Tra la fotografia e il suo “soggetto”, esiste una armonia prestabilita: tracce di una assenza e di una sparizione, e anche immagine della famiglia. Nel mondo, si ha l’uso più comune della fotografia da lungo tempo: l’idillio familiare vi possiede il suo luogo, il suo “mezzo di espressione”, identico alla natura della famiglia, di cui il principale “compito” direbbe Hegel, nel portare il lutto.

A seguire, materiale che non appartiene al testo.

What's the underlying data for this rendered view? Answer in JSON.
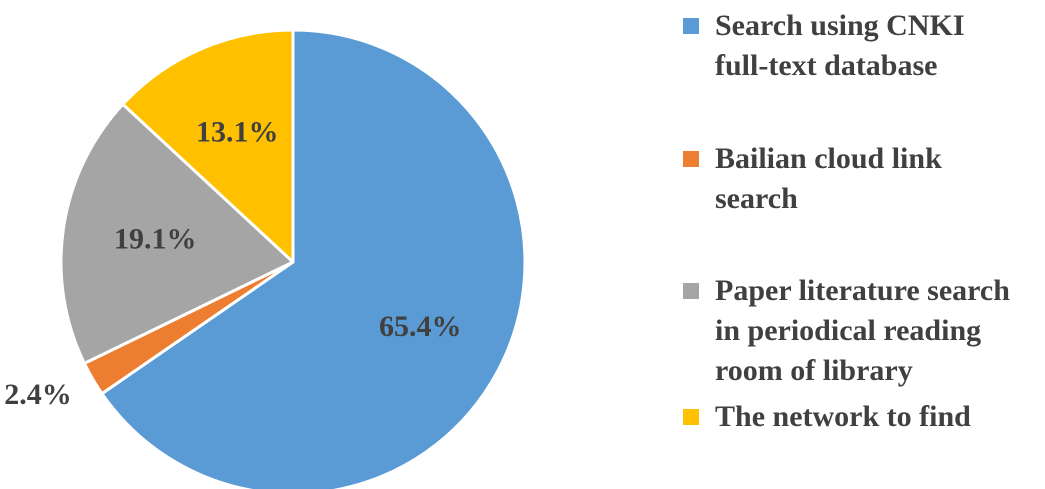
{
  "chart_data": {
    "type": "pie",
    "title": "",
    "slices": [
      {
        "label": "Search using CNKI full-text database",
        "value": 65.4,
        "display": "65.4%",
        "color": "#5B9BD5"
      },
      {
        "label": "Bailian cloud link search",
        "value": 2.4,
        "display": "2.4%",
        "color": "#ED7D31"
      },
      {
        "label": "Paper literature search in periodical reading room of library",
        "value": 19.1,
        "display": "19.1%",
        "color": "#A5A5A5"
      },
      {
        "label": "The network to find",
        "value": 13.1,
        "display": "13.1%",
        "color": "#FFC000"
      }
    ],
    "start_angle": "12 o'clock",
    "direction": "clockwise",
    "legend_position": "right"
  },
  "legend": {
    "items": [
      {
        "lines": "Search using CNKI\nfull-text database",
        "color": "#5B9BD5"
      },
      {
        "lines": "Bailian cloud link\nsearch",
        "color": "#ED7D31"
      },
      {
        "lines": "Paper literature search\nin periodical reading\nroom of library",
        "color": "#A5A5A5"
      },
      {
        "lines": "The network to find",
        "color": "#FFC000"
      }
    ]
  }
}
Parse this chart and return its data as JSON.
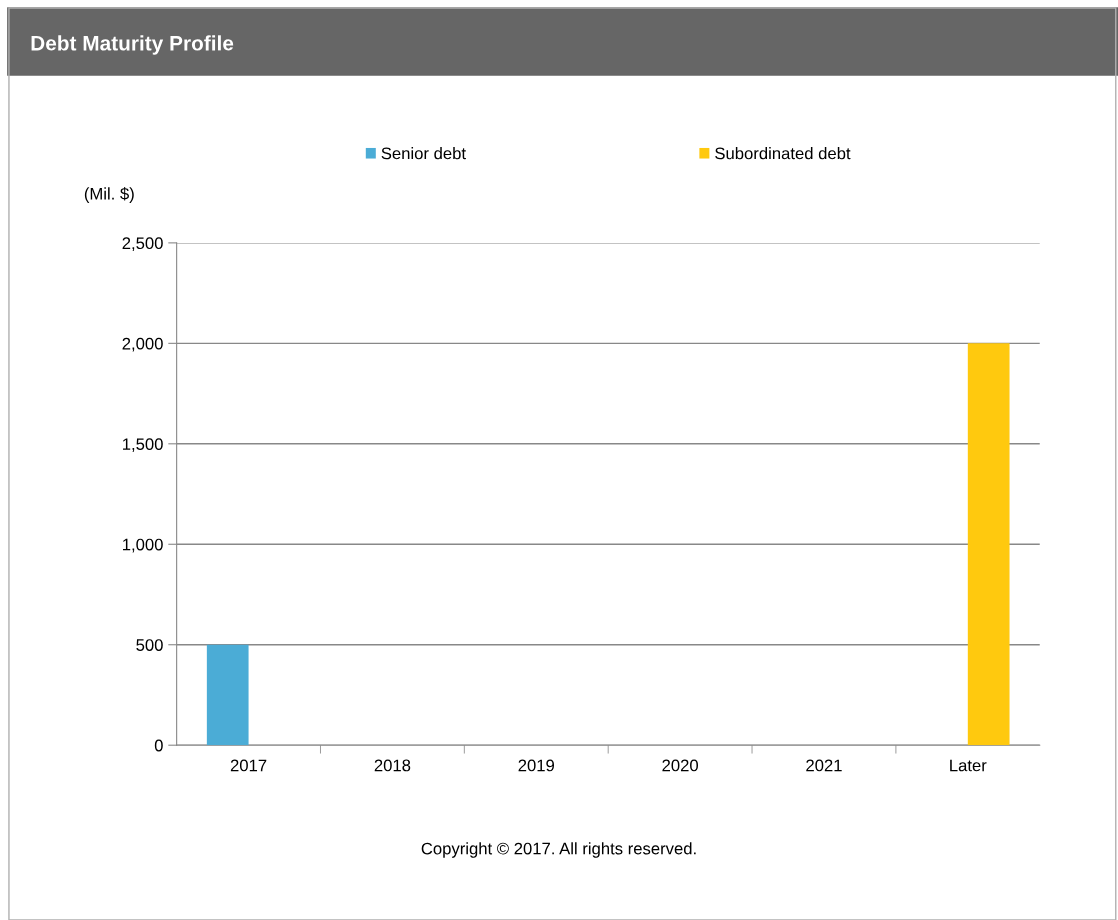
{
  "chart_data": {
    "type": "bar",
    "title": "Debt Maturity Profile",
    "ylabel": "(Mil. $)",
    "categories": [
      "2017",
      "2018",
      "2019",
      "2020",
      "2021",
      "Later"
    ],
    "series": [
      {
        "name": "Senior debt",
        "color": "#4bacd6",
        "values": [
          500,
          0,
          0,
          0,
          0,
          0
        ]
      },
      {
        "name": "Subordinated debt",
        "color": "#ffc90e",
        "values": [
          0,
          0,
          0,
          0,
          0,
          2000
        ]
      }
    ],
    "ylim": [
      0,
      2500
    ],
    "yticks": [
      {
        "value": 0,
        "label": "0"
      },
      {
        "value": 500,
        "label": "500"
      },
      {
        "value": 1000,
        "label": "1,000"
      },
      {
        "value": 1500,
        "label": "1,500"
      },
      {
        "value": 2000,
        "label": "2,000"
      },
      {
        "value": 2500,
        "label": "2,500"
      }
    ],
    "grid": "y",
    "legend": "top",
    "annotations": [
      "Copyright © 2017. All rights reserved."
    ]
  }
}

La fotografia registra ciò che sembra destinato a dover sparire. Ma in molti film di Ozu, è di questa sparizione stessa che si tratta: la disgregazione della famiglia costituisce il tema principale dei suoi ultimi film.
La felicità, che i fotografi tentano di fissare, appare fugace, a livello dei film. Poiché il tempo differenzia l’immagine cinematografica dalla fotografia. E questo passaggio, come “impermanenza”, diviene presso Ozu il tenore essenziale, “l’idea” stessa dei film.
Tuttavia qui i fotografi sono quelli dell’epoca. Con degli apparecchi su dei piedi, essi scelgono il loro quadro, danno delle indicazioni, correggono gli atteggiamenti. Se la fotografia registra, in generale, i dati dell’esistenza ordinaria, senza cambiarvi niente in maniera intrinseca, i fotografi mettono questa esistenza in scena: essi la apprezzano attraverso il ritaglio, la posa e l’inquadratura. Così, in maniera ironica, e attraverso di essi, i film rivelano la loro propria pratica.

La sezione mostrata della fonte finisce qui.